Fourteen guilty pleasures and/or golden oldies as arranged for small, acoustic ensemble and one 69-year-old baritone voice-all but one of which the possessor of the baritone voice didn't write. And somehow it works. One reason is the material's eclecticism (underexposed Randy Newman and Harry Nilsson balancing overexposed Beatles and Eagles). Another is the sense one gets that Diamond is singing these songs late at night to himself rather than during prime time to the adoring millions who've made him one of the top-grossing live acts of all time.

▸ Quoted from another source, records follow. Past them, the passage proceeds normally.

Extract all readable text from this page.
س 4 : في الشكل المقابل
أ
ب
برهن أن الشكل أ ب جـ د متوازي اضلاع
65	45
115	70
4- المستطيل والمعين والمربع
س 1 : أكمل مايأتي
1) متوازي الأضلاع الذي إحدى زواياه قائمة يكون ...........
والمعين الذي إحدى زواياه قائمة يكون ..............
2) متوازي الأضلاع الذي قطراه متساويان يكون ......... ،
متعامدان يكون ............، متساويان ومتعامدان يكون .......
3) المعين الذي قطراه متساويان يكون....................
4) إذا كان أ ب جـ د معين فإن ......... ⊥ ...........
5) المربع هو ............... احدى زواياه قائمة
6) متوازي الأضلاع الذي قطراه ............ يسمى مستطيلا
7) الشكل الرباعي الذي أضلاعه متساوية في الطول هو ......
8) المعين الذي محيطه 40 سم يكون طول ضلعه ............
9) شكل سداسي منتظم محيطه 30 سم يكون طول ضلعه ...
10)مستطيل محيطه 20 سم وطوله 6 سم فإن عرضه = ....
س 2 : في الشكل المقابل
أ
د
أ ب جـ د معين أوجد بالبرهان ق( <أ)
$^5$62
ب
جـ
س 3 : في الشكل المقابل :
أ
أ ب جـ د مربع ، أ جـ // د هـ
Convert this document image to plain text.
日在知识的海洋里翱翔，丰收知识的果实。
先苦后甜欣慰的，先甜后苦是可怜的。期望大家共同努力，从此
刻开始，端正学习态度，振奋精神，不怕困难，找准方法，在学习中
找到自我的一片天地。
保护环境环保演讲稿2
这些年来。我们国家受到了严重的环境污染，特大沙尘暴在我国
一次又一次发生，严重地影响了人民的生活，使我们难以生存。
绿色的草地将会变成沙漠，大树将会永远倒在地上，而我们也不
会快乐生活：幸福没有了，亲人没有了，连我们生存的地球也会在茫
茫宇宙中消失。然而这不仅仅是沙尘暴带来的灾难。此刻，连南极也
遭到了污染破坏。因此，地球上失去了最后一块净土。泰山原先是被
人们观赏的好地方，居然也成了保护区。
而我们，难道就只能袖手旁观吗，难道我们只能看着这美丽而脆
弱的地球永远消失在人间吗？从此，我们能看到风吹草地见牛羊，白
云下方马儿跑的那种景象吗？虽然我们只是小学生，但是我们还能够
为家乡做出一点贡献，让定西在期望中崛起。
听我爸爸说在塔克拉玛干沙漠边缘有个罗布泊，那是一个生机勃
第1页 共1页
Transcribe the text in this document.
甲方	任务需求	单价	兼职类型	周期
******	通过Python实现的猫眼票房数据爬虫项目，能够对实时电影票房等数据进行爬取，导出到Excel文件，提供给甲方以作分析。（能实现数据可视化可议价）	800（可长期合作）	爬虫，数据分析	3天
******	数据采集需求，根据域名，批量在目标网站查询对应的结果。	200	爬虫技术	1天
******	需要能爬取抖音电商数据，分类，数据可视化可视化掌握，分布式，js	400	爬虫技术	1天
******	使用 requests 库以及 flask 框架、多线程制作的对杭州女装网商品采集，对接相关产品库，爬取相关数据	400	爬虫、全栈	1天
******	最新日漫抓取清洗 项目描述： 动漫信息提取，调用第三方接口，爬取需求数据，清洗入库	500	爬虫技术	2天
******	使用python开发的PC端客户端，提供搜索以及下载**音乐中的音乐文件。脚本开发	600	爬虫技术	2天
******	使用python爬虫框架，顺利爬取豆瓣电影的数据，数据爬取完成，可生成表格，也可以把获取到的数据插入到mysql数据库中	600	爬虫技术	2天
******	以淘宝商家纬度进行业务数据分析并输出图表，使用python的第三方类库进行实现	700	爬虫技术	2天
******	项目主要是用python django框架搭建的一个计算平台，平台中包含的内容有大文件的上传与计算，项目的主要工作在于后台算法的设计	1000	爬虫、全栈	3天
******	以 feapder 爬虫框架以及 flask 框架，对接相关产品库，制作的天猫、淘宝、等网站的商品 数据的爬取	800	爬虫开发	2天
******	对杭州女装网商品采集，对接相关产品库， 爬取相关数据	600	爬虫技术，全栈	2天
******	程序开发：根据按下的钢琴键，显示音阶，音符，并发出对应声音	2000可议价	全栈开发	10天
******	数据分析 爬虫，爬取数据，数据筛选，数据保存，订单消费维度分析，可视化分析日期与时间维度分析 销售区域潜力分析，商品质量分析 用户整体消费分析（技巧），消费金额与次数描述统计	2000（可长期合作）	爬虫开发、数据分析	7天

One errs if he pays too much attention to the lyrics because, perfectly functional though they are, they aren't the point. What is: big hooks, rocking beats, exhilarating harmonies, and a mastery of musical execution that would've made the Preachers a heavy-rotation radio staple back in the day when radio mattered. Still, as lyrics go, "We've all become our personal gods / We've all become so sad and lost" and "This life, it sucks your principles away / You have to fight against it every single day" aren't bad.
Released to coincide with the publication of Keith Richards' autobiography, this collection from three solo albums released between 1988 and 1992 proves there was plenty more in the way of rough-hewn grooves and country-folk plaints where Richards' solo turns for the Rolling Stones came from. Unfortunately, haphazard selection and sequencing still make Talk Is Cheap (from which half of these "vinos" were culled) the Richards album to get if you're going to get just one.
So pitch-perfect are Paul Shanklin's socio-political musical parodies that one might think God has permitted rock 'n' roll to exist simply to provide grist for Shanklin's mill. On his new album, Barack Hussein Obama's Songs of the Revolution, the official satirist of Rush Limbaugh's E.I.B. Network transforms Simon & Garfunkel's "I Am a Rock" into Barack Obama's "I Am Barack," Billy Joel's "She's Always a Woman" into Bill Clinton's "She's Always a Hillary," and Frank Sinatra's "New York, New York" into "Khalid Sheikh Mohammed's 'New York, New York,'" the hilarity of which derives as much from Shanklin's voiceprint-worthy singing as it does his liberal-tweaking lyrics.
And as Limbaugh listeners know, Shanklin also delivers skits (like the recurring "Justice Brothers" routines featuring Jesse Jackson and Al Sharpton), and on this album-as on Shanklin's others-they provide ideal song-to-song segues. Not that the songs need the help. The highest high point: "Dancing Queen" by Abba transformed into "Banking Queen" by Barney Frank.